In The Genomic History Of Southeastern Europe the authors note that steppe-like ancestry could be found sporadically during early periods, but that there was a notable increase in the Bronze Age, and later individuals in the Bronze Age had a higher fraction. Nevertheless, by and large it looks as if the steppe-like gene flow in the southerly Balkans (focusing on Bulgarian samples) was modest in comparison to the northern regions of Europe. Unfortunately I do not see any Greece Bronze Age samples, but it seems likely that steppe-like influence came into these groups after they arrived in Bulgaria, which is more northerly.

Down to the present day a non-Indo-European language, Basque, is spoken in Spain. Paleo-Sardinian survived down to the Common Era, and it too was not Indo-European. Similarly, non-Indo-European Pelasgian communities continued down to the period of city-states in Greece.

These long periods of coexistence point to the demographic equality (or even superiority) of the non-Indo-European populations. The dry climate of the Mediterranean peninsulas are not as suitable for cattle based agro-pastoralism. This may have limited the spread and dominance of Indo-Europeans. Additionally, the Mediterranean peninsulas were likely touched by Indo-European migrations relatively late. Much of the early zeal for expansion may have already dissipated by them. The high frequency of likely Indo-European R1b lineages among the Basques is curious, and may point to the spreading of male patronization networks, and their assimilation into non-Indo-European substrates where necessary. R1b is also found in Sardinia, and in high frequencies in much of Italy.

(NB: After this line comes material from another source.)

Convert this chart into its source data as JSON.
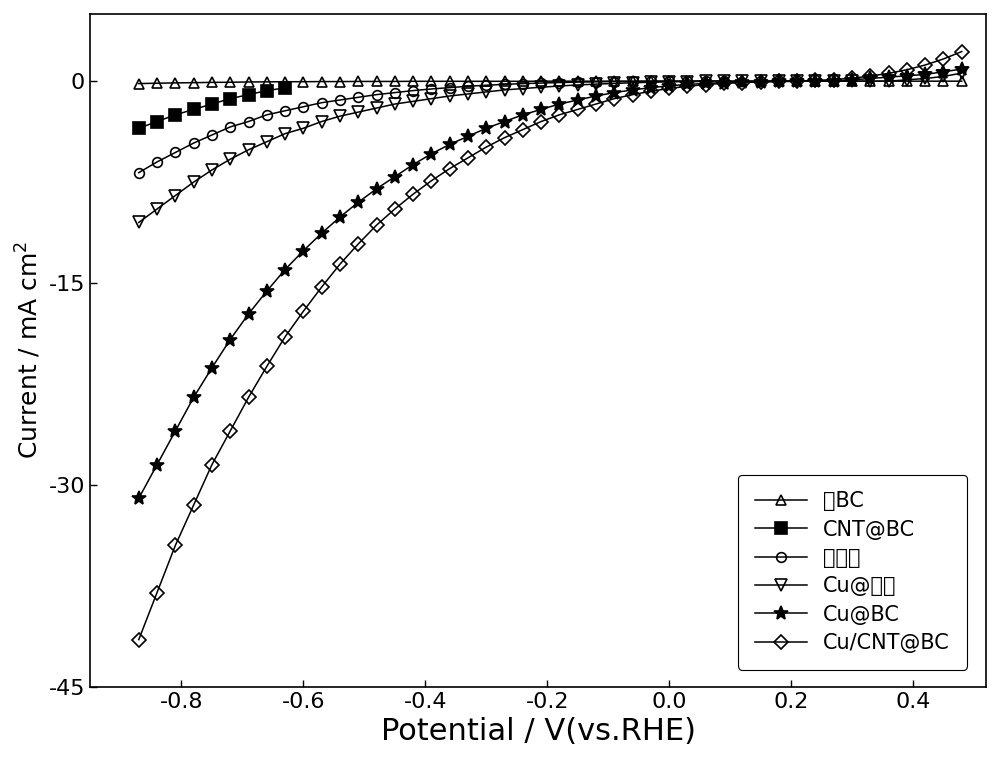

The interaction and synthesis between native and newcomer was likely intensive in the Mediterranean. For example, of the gods of the Greek pantheon only Zeus is indubitably of Indo-European origin. Some, such as Artemis, have clear Near Eastern antecedents. But other Greek gods may come down from the pre-Greek inhabitants of what became Greece.

Ultimately these copious interactions and transformations should not be a great surprise. The sunny lands of the Mediterranean attracted Northern European tribes during Classical antiquity. The Cimbri invasion of Italy, Galatians in Thrace and Anatolia, the folk wandering of Vandals and Goths into Iberia, are all instances of population movements southward. These likely moved the needle ever so slightly toward convergence between Northern and Southern Europe in terms of genetic content.

In relation to the more general spread of Indo-Europeans, I believe there are a few areas like Northern Europe, where replacement was preponderant (e.g., the Tarim basin). But I also believe there were many more which presented a Southern European model of synthesis and accommodation.